Im Lammersdorfer Hof sollen jeweils 3 Wochen vor dem Wandertermin die Zimmer bestellt werden. Es können, wenn noch Zimmer frei sind, bis zum Wandertermin Zimmer nachbestellt werden (Lammersdorfer Hof 02473-8041). Wer aber sein Zimmer innerhalb der 3 Wochen vor dem Wandertermin abbestellt, muss 50% der Übernachtungskosten an den Lammersdorfer Hof zahlen.

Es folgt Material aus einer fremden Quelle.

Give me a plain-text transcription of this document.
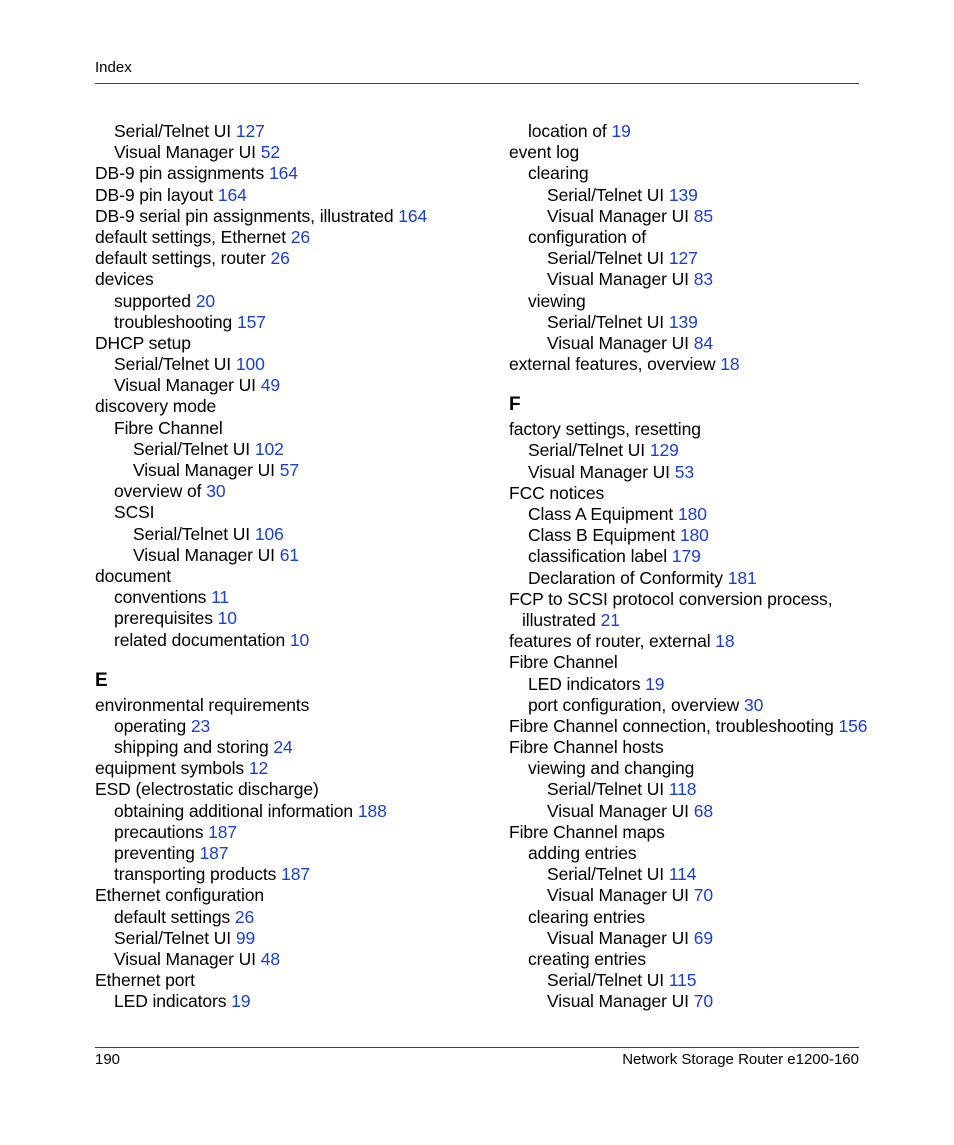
Index
Serial/Telnet UI 127
Visual Manager UI 52
DB-9 pin assignments 164
DB-9 pin layout 164
DB-9 serial pin assignments, illustrated 164
default settings, Ethernet 26
default settings, router 26
devices
supported 20
troubleshooting 157
DHCP setup
Serial/Telnet UI 100
Visual Manager UI 49
discovery mode
Fibre Channel
Serial/Telnet UI 102
Visual Manager UI 57
overview of 30
SCSI
Serial/Telnet UI 106
Visual Manager UI 61
document
conventions 11
prerequisites 10
related documentation 10
E
environmental requirements
operating 23
shipping and storing 24
equipment symbols 12
ESD (electrostatic discharge)
obtaining additional information 188
precautions 187
preventing 187
transporting products 187
Ethernet configuration
default settings 26
Serial/Telnet UI 99
Visual Manager UI 48
Ethernet port
LED indicators 19
location of 19
event log
clearing
Serial/Telnet UI 139
Visual Manager UI 85
configuration of
Serial/Telnet UI 127
Visual Manager UI 83
viewing
Serial/Telnet UI 139
Visual Manager UI 84
external features, overview 18
F
factory settings, resetting
Serial/Telnet UI 129
Visual Manager UI 53
FCC notices
Class A Equipment 180
Class B Equipment 180
classification label 179
Declaration of Conformity 181
FCP to SCSI protocol conversion process,
illustrated 21
features of router, external 18
Fibre Channel
LED indicators 19
port configuration, overview 30
Fibre Channel connection, troubleshooting 156
Fibre Channel hosts
viewing and changing
Serial/Telnet UI 118
Visual Manager UI 68
Fibre Channel maps
adding entries
Serial/Telnet UI 114
Visual Manager UI 70
clearing entries
Visual Manager UI 69
creating entries
Serial/Telnet UI 115
Visual Manager UI 70
190	Network Storage Router e1200-160
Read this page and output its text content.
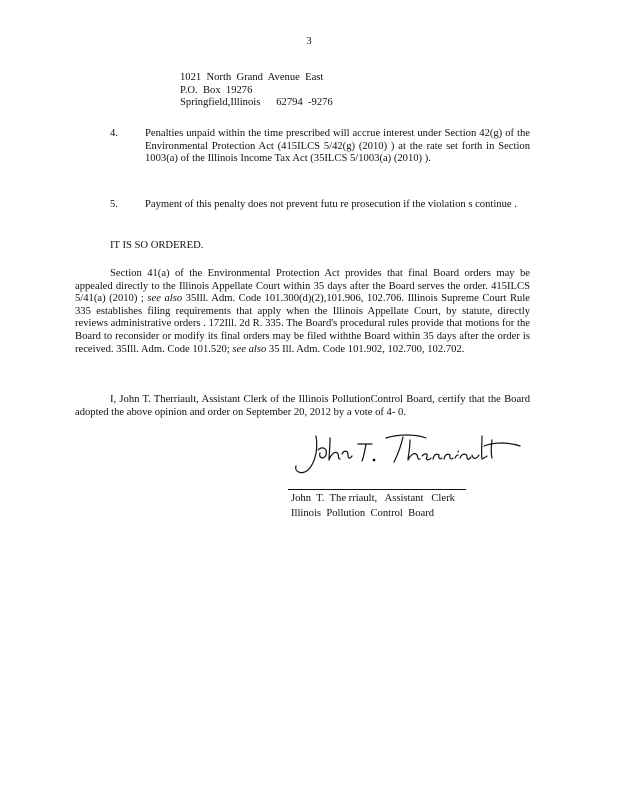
3
1021  North  Grand  Avenue  East
P.O.  Box  19276
Springfield,Illinois      62794  -9276
4.	Penalties unpaid within the time prescribed will accrue interest under Section 42(g) of the Environmental Protection Act (415ILCS 5/42(g) (2010) ) at the rate set forth in Section 1003(a) of the Illinois Income Tax Act (35ILCS 5/1003(a) (2010) ).
5.	Payment of this penalty does not prevent futu re prosecution if the violation s continue .
IT IS SO ORDERED.
Section 41(a) of the Environmental Protection Act provides that final Board orders may be appealed directly to the Illinois Appellate Court within 35 days after the Board serves the order. 415ILCS 5/41(a) (2010) ; see also 35Ill. Adm. Code 101.300(d)(2),101.906, 102.706. Illinois Supreme Court Rule 335 establishes filing requirements that apply when the Illinois Appellate Court, by statute, directly reviews administrative orders . 172Ill. 2d R. 335. The Board's procedural rules provide that motions for the Board to reconsider or modify its final orders may be filed withthe Board within 35 days after the order is received. 35Ill. Adm. Code 101.520; see also 35 Ill. Adm. Code 101.902, 102.700, 102.702.
I, John T. Therriault, Assistant Clerk of the Illinois PollutionControl Board, certify that the Board adopted the above opinion and order on September 20, 2012 by a vote of 4- 0.
John  T.  The rriault,   Assistant   Clerk
Illinois  Pollution  Control  Board
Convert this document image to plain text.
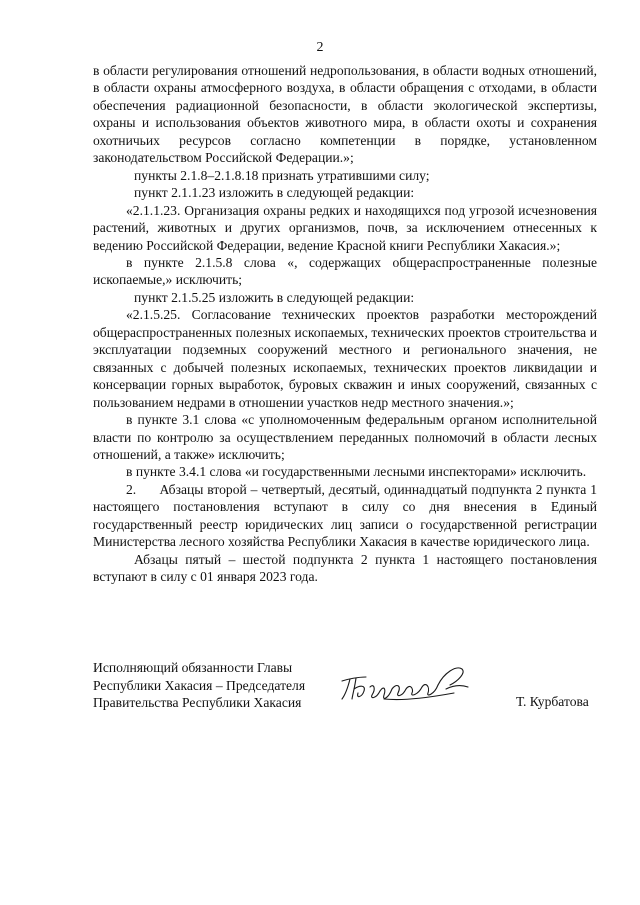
2

в области регулирования отношений недропользования, в области водных отношений, в области охраны атмосферного воздуха, в области обращения с отходами, в области обеспечения радиационной безопасности, в области экологической экспертизы, охраны и использования объектов животного мира, в области охоты и сохранения охотничьих ресурсов согласно компетенции в порядке, установленном законодательством Российской Федерации.»;

пункты 2.1.8–2.1.8.18 признать утратившими силу;

пункт 2.1.1.23 изложить в следующей редакции:

«2.1.1.23. Организация охраны редких и находящихся под угрозой исчезновения растений, животных и других организмов, почв, за исключением отнесенных к ведению Российской Федерации, ведение Красной книги Республики Хакасия.»;

в пункте 2.1.5.8 слова «, содержащих общераспространенные полезные ископаемые,» исключить;

пункт 2.1.5.25 изложить в следующей редакции:

«2.1.5.25. Согласование технических проектов разработки месторождений общераспространенных полезных ископаемых, технических проектов строительства и эксплуатации подземных сооружений местного и регионального значения, не связанных с добычей полезных ископаемых, технических проектов ликвидации и консервации горных выработок, буровых скважин и иных сооружений, связанных с пользованием недрами в отношении участков недр местного значения.»;

в пункте 3.1 слова «с уполномоченным федеральным органом исполнительной власти по контролю за осуществлением переданных полномочий в области лесных отношений, а также» исключить;

в пункте 3.4.1 слова «и государственными лесными инспекторами» исключить.

2.      Абзацы второй – четвертый, десятый, одиннадцатый подпункта 2 пункта 1 настоящего постановления вступают в силу со дня внесения в Единый государственный реестр юридических лиц записи о государственной регистрации Министерства лесного хозяйства Республики Хакасия в качестве юридического лица.

Абзацы пятый – шестой подпункта 2 пункта 1 настоящего постановления вступают в силу с 01 января 2023 года.

Исполняющий обязанности Главы
Республики Хакасия – Председателя
Правительства Республики Хакасия	Т. Курбатова
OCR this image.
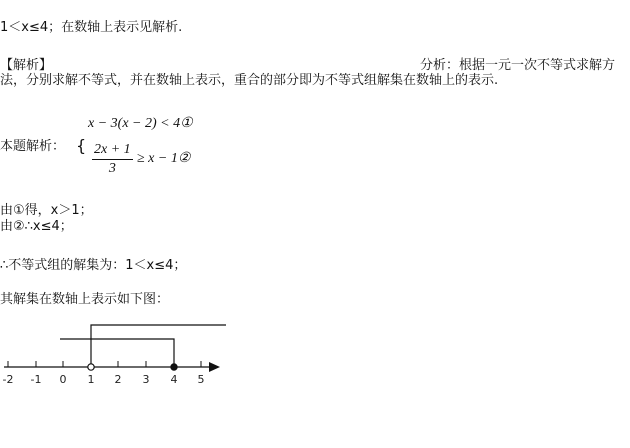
1＜x≤4；在数轴上表示见解析.
【解析】	分析：根据一元一次不等式求解方
法，分别求解不等式，并在数轴上表示，重合的部分即为不等式组解集在数轴上的表示.
本题解析： {
x − 3(x − 2) < 4①
2x + 1
3
≥ x − 1②
由①得，x＞1；
由②∴x≤4；
∴不等式组的解集为：1＜x≤4；
其解集在数轴上表示如下图：
-2 -1 0 1 2 3 4 5
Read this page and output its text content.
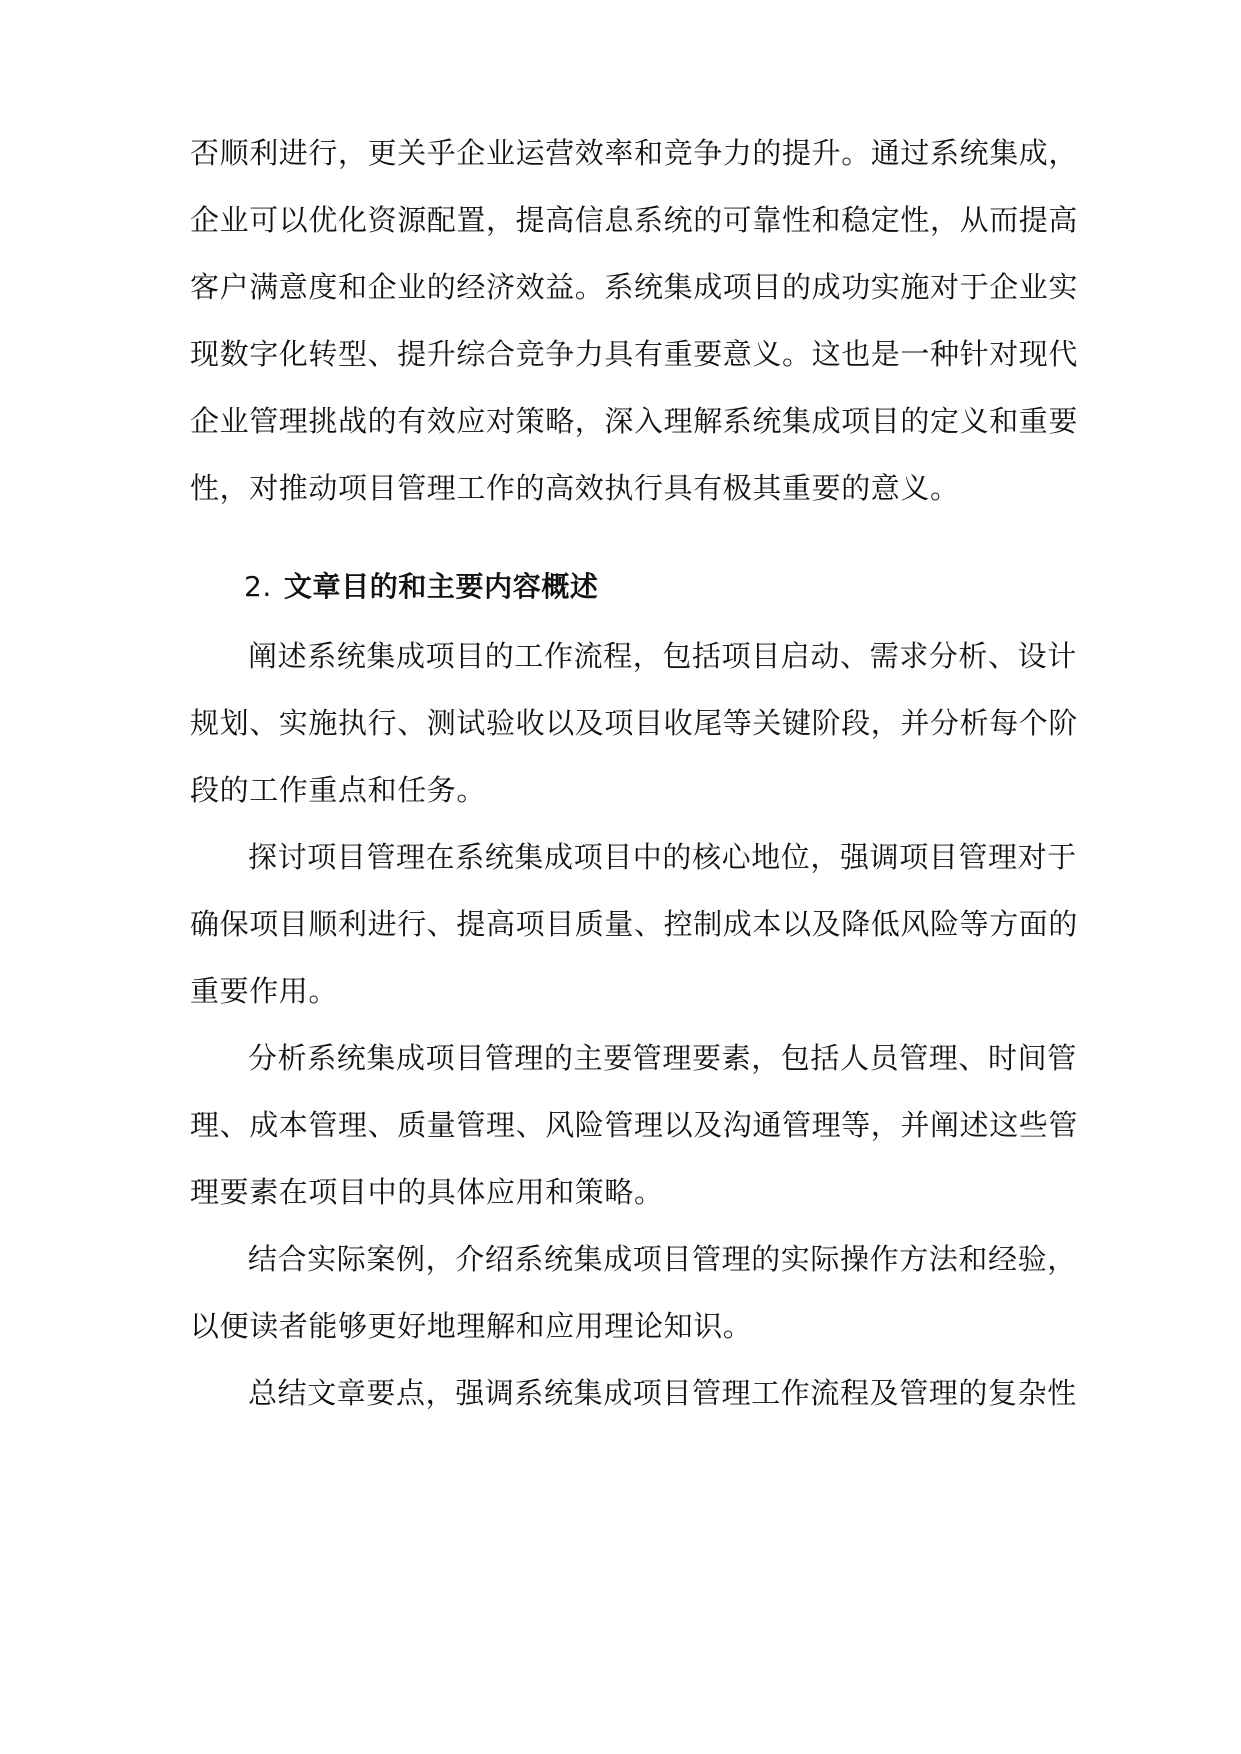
否顺利进行，更关乎企业运营效率和竞争力的提升。通过系统集成，
企业可以优化资源配置，提高信息系统的可靠性和稳定性，从而提高
客户满意度和企业的经济效益。系统集成项目的成功实施对于企业实
现数字化转型、提升综合竞争力具有重要意义。这也是一种针对现代
企业管理挑战的有效应对策略，深入理解系统集成项目的定义和重要
性，对推动项目管理工作的高效执行具有极其重要的意义。
2. 文章目的和主要内容概述
阐述系统集成项目的工作流程，包括项目启动、需求分析、设计
规划、实施执行、测试验收以及项目收尾等关键阶段，并分析每个阶
段的工作重点和任务。
探讨项目管理在系统集成项目中的核心地位，强调项目管理对于
确保项目顺利进行、提高项目质量、控制成本以及降低风险等方面的
重要作用。
分析系统集成项目管理的主要管理要素，包括人员管理、时间管
理、成本管理、质量管理、风险管理以及沟通管理等，并阐述这些管
理要素在项目中的具体应用和策略。
结合实际案例，介绍系统集成项目管理的实际操作方法和经验，
以便读者能够更好地理解和应用理论知识。
总结文章要点，强调系统集成项目管理工作流程及管理的复杂性
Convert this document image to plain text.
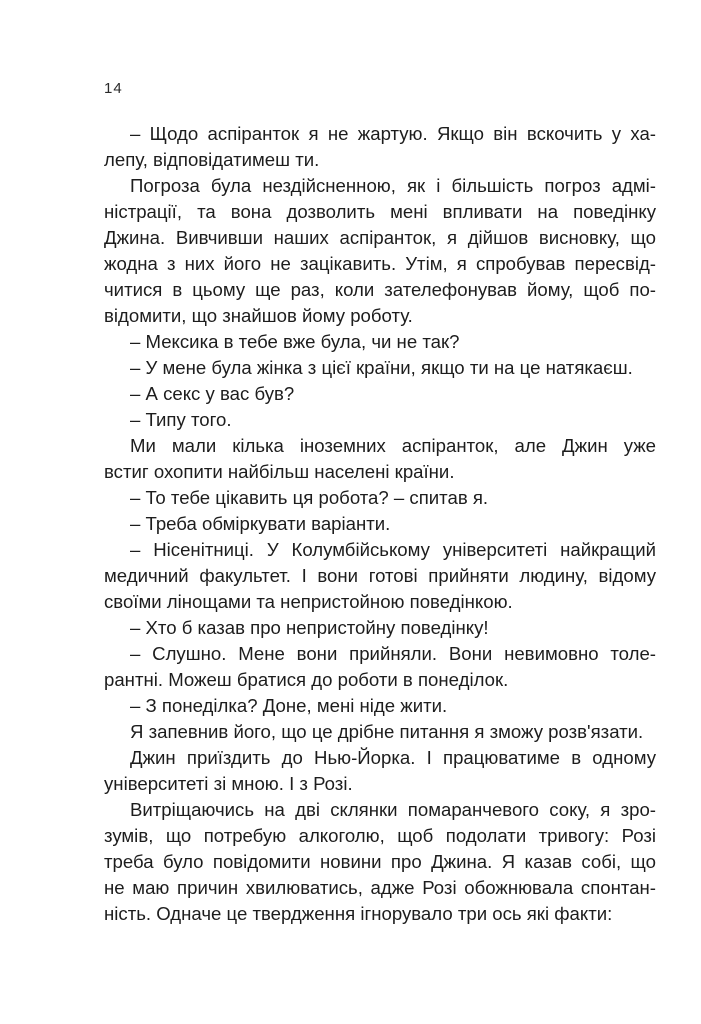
14

– Щодо аспіранток я не жартую. Якщо він вскочить у ха-
лепу, відповідатимеш ти.

Погроза була нездійсненною, як і більшість погроз адмі-
ністрації, та вона дозволить мені впливати на поведінку
Джина. Вивчивши наших аспіранток, я дійшов висновку, що
жодна з них його не зацікавить. Утім, я спробував пересвід-
читися в цьому ще раз, коли зателефонував йому, щоб по-
відомити, що знайшов йому роботу.

– Мексика в тебе вже була, чи не так?

– У мене була жінка з цієї країни, якщо ти на це натякаєш.

– А секс у вас був?

– Типу того.

Ми мали кілька іноземних аспіранток, але Джин уже
встиг охопити найбільш населені країни.

– То тебе цікавить ця робота? – спитав я.

– Треба обміркувати варіанти.

– Нісенітниці. У Колумбійському університеті найкращий
медичний факультет. І вони готові прийняти людину, відому
своїми лінощами та непристойною поведінкою.

– Хто б казав про непристойну поведінку!

– Слушно. Мене вони прийняли. Вони невимовно толе-
рантні. Можеш братися до роботи в понеділок.

– З понеділка? Доне, мені ніде жити.

Я запевнив його, що це дрібне питання я зможу розв'язати.

Джин приїздить до Нью-Йорка. І працюватиме в одному
університеті зі мною. І з Розі.

Витріщаючись на дві склянки помаранчевого соку, я зро-
зумів, що потребую алкоголю, щоб подолати тривогу: Розі
треба було повідомити новини про Джина. Я казав собі, що
не маю причин хвилюватись, адже Розі обожнювала спонтан-
ність. Одначе це твердження ігнорувало три ось які факти:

Ich werde 2019 versuchen, für die Heimfahrt jeweils einen Bus zu bestellen. Der Fahrpreis beträgt je nach Teilnehmerzahl ca. 10,-- €.

Willi Bellartz

Samstag

Es geht los

Am Samstag Morgen treffen Willi, Harry und ich uns an der Grotte im Park. Dort wartet bereits Richard, einer der Erstpilger aus dem Jahr 1990. Leider kann er aus gesundheitlichen Gründen nicht mehr an der Wanderung teilnehmen. Nach einem kurzen Gebet geht es mit dem Glockenschlag um 8:00 Uhr über Echtz, Geich und Merode Richtung des Tagesziels Lammersdorf los.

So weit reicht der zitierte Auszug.